His voice sharpened. “Do you regret it already?”

She laughed. It was spectacularly disconcerting to have this need consume her. She just could not keep her hands off him. “Oh, no. No. Never.” It was a different kind of fire, just as intense but more satisfying. He did not try to resist her even knowing that the village woke beyond the curtains as a new day began, but he was far more restrained than she was—although now and again he would forget himself and nip.

They did, finally, have to dress. They could hear Mistress Hilda and her household moving around, hear the soldiers moving restlessly outside the longhouse, talking and joking, although no one dared disturb the two hidden behind the curtains. She was embarrassed when they at last drew the curtains aside. Sanglant did not seem aware of the stares, the whispers, the giggles, the jocular congratulations. He wound up his leggings and laced up his sandals with intense concentration, obviously making plans. He took in a deep draught of air and held it, then shook his head as a dog shakes off water.

“Nothing,” he murmured. “I do not smell his scent here.”

“Whose scent?”

“Bloodheart’s.” He belted on his sword. “Bloodheart laid a curse as a protection against any person who sought to kill him. Your hand drew the bow whose arrow struck him down.”

Mistress Hilda bustled over with two cups of cider. As they drained the cups, she surveyed the tangled bedcovers with satisfaction.

The bite of the cider cleared Liath’s head. “A curse is woven of magic,” she said in a low voice, “and Da protected me against magic. It can’t harm me.”

He swore. “Rash words!”

“I don’t mean them to be! You didn’t see the daimone stalk past me, calling my name and yet not seeing me. That’s not the only time it happened.”

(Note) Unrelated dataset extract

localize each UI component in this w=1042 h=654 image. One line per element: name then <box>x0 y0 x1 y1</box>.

“That you were protected from magic? What do you mean?”

“I suppose the way armor protects you from a sword blow. It’s as if I’m invisible to magic.”

He considered this seriously. “Do you remember when Bloodheart died?”

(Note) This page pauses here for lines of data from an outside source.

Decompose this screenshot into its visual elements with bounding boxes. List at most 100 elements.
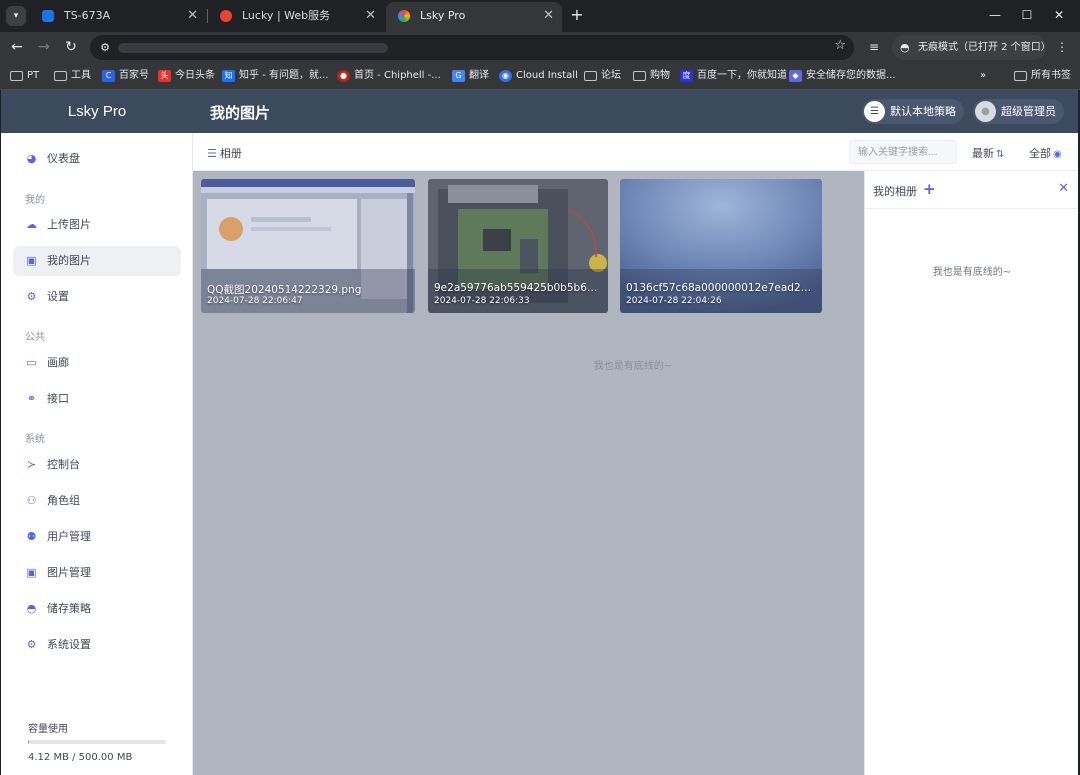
- zhihu-icon: 知: [222, 70, 235, 82]
- watermark-text: 什么值得买: [948, 738, 1048, 762]
- close-window-button[interactable]: ✕: [1046, 4, 1072, 26]
- user-settings-icon: ⚙: [26, 290, 37, 303]
- bookmark-cloud-install[interactable]: ◉ Cloud Install: [499, 68, 578, 84]
- address-bar[interactable]: ⚙ ☆: [90, 35, 854, 60]
- bookmark-label: Cloud Install: [516, 70, 578, 81]
- sidebar-item-console[interactable]: ≻ 控制台: [13, 450, 181, 480]
- add-album-icon[interactable]: +: [923, 180, 936, 198]
- browser-tabstrip: ▾ TS-673A ✕ Lucky | Web服务 ✕ Lsky Pro ✕ +…: [0, 0, 1080, 32]
- bookmark-baijiahao[interactable]: C 百家号: [102, 68, 149, 84]
- top-header: 我的图片 ☰ 默认本地策略 ● 超级管理员: [193, 90, 1078, 133]
- sidebar-item-roles[interactable]: ⚇ 角色组: [13, 486, 181, 516]
- user-manage-icon: ⚉: [26, 530, 37, 543]
- sidebar-group-system: 系统: [25, 434, 45, 445]
- bookmark-translate[interactable]: G 翻译: [452, 68, 489, 84]
- search-input[interactable]: [849, 140, 957, 164]
- incognito-indicator[interactable]: ◓ 无痕模式（已打开 2 个窗口）: [892, 35, 1051, 60]
- image-name: 0136cf57c68a000000012e7ead255...: [626, 282, 816, 294]
- qnap-icon: [42, 10, 54, 22]
- sort-button[interactable]: 最新 ⇅: [972, 145, 1004, 161]
- bookmark-zhihu[interactable]: 知知乎 - 有问题，就...: [222, 68, 329, 84]
- sort-label: 最新: [972, 147, 994, 160]
- tab-close-icon[interactable]: ✕: [187, 2, 198, 30]
- sidebar-item-label: 角色组: [47, 494, 80, 507]
- media-controls-icon[interactable]: ≡: [864, 37, 884, 57]
- sort-icon: ⇅: [996, 149, 1005, 160]
- bookmark-label: 购物: [650, 70, 670, 81]
- sidebar-item-label: 储存策略: [47, 602, 91, 615]
- bookmark-shopping[interactable]: 购物: [633, 68, 670, 84]
- album-panel-header: 我的相册 + ✕: [865, 171, 1078, 209]
- image-card[interactable]: QQ截图20240514222329.png 2024-07-28 22:06:…: [201, 179, 415, 313]
- server-icon: ☰: [864, 101, 885, 122]
- capacity-progress-fill: [28, 740, 30, 744]
- strategy-button[interactable]: ☰ 默认本地策略: [862, 99, 964, 124]
- tab-ts673a[interactable]: TS-673A ✕: [30, 2, 206, 32]
- avatar: ●: [975, 101, 996, 122]
- album-toggle-button[interactable]: ☰ 相册: [207, 145, 242, 161]
- toutiao-icon: 头: [158, 70, 171, 82]
- tab-close-icon[interactable]: ✕: [365, 2, 376, 30]
- brand-logo[interactable]: Lsky Pro: [1, 90, 193, 133]
- sidebar-item-dashboard[interactable]: ◕ 仪表盘: [13, 144, 181, 174]
- image-card[interactable]: 9e2a59776ab559425b0b5b68d... 2024-07-28 …: [428, 179, 608, 313]
- site-info-icon[interactable]: ⚙: [96, 39, 114, 56]
- forward-arrow-icon[interactable]: →: [33, 36, 55, 58]
- tab-lsky-pro[interactable]: Lsky Pro ✕: [386, 2, 562, 32]
- bookmark-label: PT: [27, 70, 40, 81]
- browser-toolbar: ← → ↻ ⚙ ☆ ≡ ◓ 无痕模式（已打开 2 个窗口） ⋮: [0, 32, 1080, 62]
- sidebar-group-public: 公共: [25, 332, 45, 343]
- sidebar-item-image-management[interactable]: ▣ 图片管理: [13, 558, 181, 588]
- image-name: QQ截图20240514222329.png: [207, 284, 362, 296]
- sidebar-item-upload[interactable]: ☁ 上传图片: [13, 210, 181, 240]
- bookmark-label: 首页 - Chiphell -...: [354, 70, 441, 81]
- sidebar-item-label: 控制台: [47, 458, 80, 471]
- folder-icon: [633, 71, 646, 81]
- strategy-label: 默认本地策略: [890, 105, 956, 118]
- browser-menu-icon[interactable]: ⋮: [1052, 37, 1072, 57]
- maximize-button[interactable]: ☐: [1014, 4, 1040, 26]
- storage-icon: ◓: [26, 602, 37, 615]
- new-tab-button[interactable]: +: [568, 5, 586, 25]
- bookmarks-overflow-button[interactable]: »: [980, 68, 986, 84]
- images-icon: ▣: [26, 254, 37, 267]
- bookmark-secure-storage[interactable]: ◆ 安全储存您的数据...: [789, 68, 896, 84]
- bookmark-label: 论坛: [601, 70, 621, 81]
- reload-icon[interactable]: ↻: [60, 36, 82, 58]
- tab-lucky[interactable]: Lucky | Web服务 ✕: [208, 2, 384, 32]
- image-card[interactable]: 0136cf57c68a000000012e7ead255... 2024-07…: [620, 179, 822, 313]
- users-icon: ⚇: [26, 494, 37, 507]
- sidebar-item-my-images[interactable]: ▣ 我的图片: [13, 246, 181, 276]
- tab-close-icon[interactable]: ✕: [543, 2, 554, 30]
- bookmark-forum[interactable]: 论坛: [584, 68, 621, 84]
- bookmark-label: 工具: [71, 70, 91, 81]
- sidebar-item-system-settings[interactable]: ⚙ 系统设置: [13, 630, 181, 660]
- sidebar-item-user-management[interactable]: ⚉ 用户管理: [13, 522, 181, 552]
- incognito-label: 无痕模式（已打开 2 个窗口）: [918, 42, 1051, 53]
- sidebar-item-api[interactable]: ⚭ 接口: [13, 384, 181, 414]
- bookmark-pt[interactable]: PT: [10, 68, 39, 84]
- folder-icon: [584, 71, 597, 81]
- bookmark-tools[interactable]: 工具: [54, 68, 91, 84]
- bookmark-baidu[interactable]: 度百度一下，你就知道: [680, 68, 787, 84]
- lsky-app: Lsky Pro ◕ 仪表盘 我的 ☁ 上传图片 ▣ 我的图片 ⚙ 设置 公共 …: [1, 90, 1078, 775]
- all-bookmarks[interactable]: 所有书签: [1014, 68, 1071, 84]
- sidebar-item-label: 图片管理: [47, 566, 91, 579]
- bookmark-star-icon[interactable]: ☆: [834, 38, 846, 53]
- sidebar-item-settings[interactable]: ⚙ 设置: [13, 282, 181, 312]
- minimize-button[interactable]: —: [982, 4, 1008, 26]
- bookmark-toutiao[interactable]: 头今日头条: [158, 68, 215, 84]
- back-arrow-icon[interactable]: ←: [6, 36, 28, 58]
- user-menu-button[interactable]: ● 超级管理员: [973, 99, 1064, 124]
- tab-search-button[interactable]: ▾: [6, 6, 26, 26]
- baijiahao-icon: C: [102, 70, 115, 82]
- lsky-icon: [398, 10, 410, 22]
- sidebar-item-gallery[interactable]: ▭ 画廊: [13, 348, 181, 378]
- translate-icon: G: [452, 70, 465, 82]
- filter-button[interactable]: 全部 ◉: [1029, 145, 1062, 161]
- bookmark-chiphell[interactable]: ● 首页 - Chiphell -...: [337, 68, 441, 84]
- sidebar-item-label: 设置: [47, 290, 69, 303]
- close-icon[interactable]: ✕: [1058, 181, 1069, 196]
- image-time: 2024-07-28 22:06:33: [434, 296, 530, 306]
- sidebar-item-storage[interactable]: ◓ 储存策略: [13, 594, 181, 624]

She touched her quiver, propped up against the bed. “How could I forget it? When I first saw you—” She broke off, aware that her voice had risen. Everyone had turned to watch them: children, adults, slaves; even the soldiers who had crowded to the door as soon as they heard Sanglant’s voice. It wasn’t every day that such folk got to witness a royal marriage.

“Ah,” said Sanglant, looking embarrassed—but she had a sudden feeling that it wasn’t their audience that bothered him but the memory of Gent and the bestial condition in which she and Lavastine had found him. He headed for the door, and Liath hurried in his wake, not at all sure where he was going. But he was headed for the three Eika dogs, who barked and scrabbled to reach them as he approached. He cuffed them down, then retrieved the handsome reinforced pouch. Inside she saw The Book of Secrets, but he did not remove it; instead, he pulled out his gold torque, the sign of his royal kinship. He turned.

“This is all I have to give you. My morning gift to you.”

The assembled audience gasped at the magnificence of the gift, although Liath knew that among the nobility such a piece of jewelry, while very fine in its own right, would be but one among many such gifts—except that only women and men born into the royal lineage had the right to wear a torque braided of solid gold.

“I can’t—” she choked.

“I beg you,” he whispered.

It was all he had.

She received it from him, then flushed, humiliated. “I have nothing to give you—” Nothing but the gifts given to her by Lavastine and Alain the day before, and to hand them over now seemed demeaning, to him, to her, and to the lords who had rewarded her. She glanced toward the waiting soldiers, and inspiration seized her. “But I will have, if you are willing to wait.”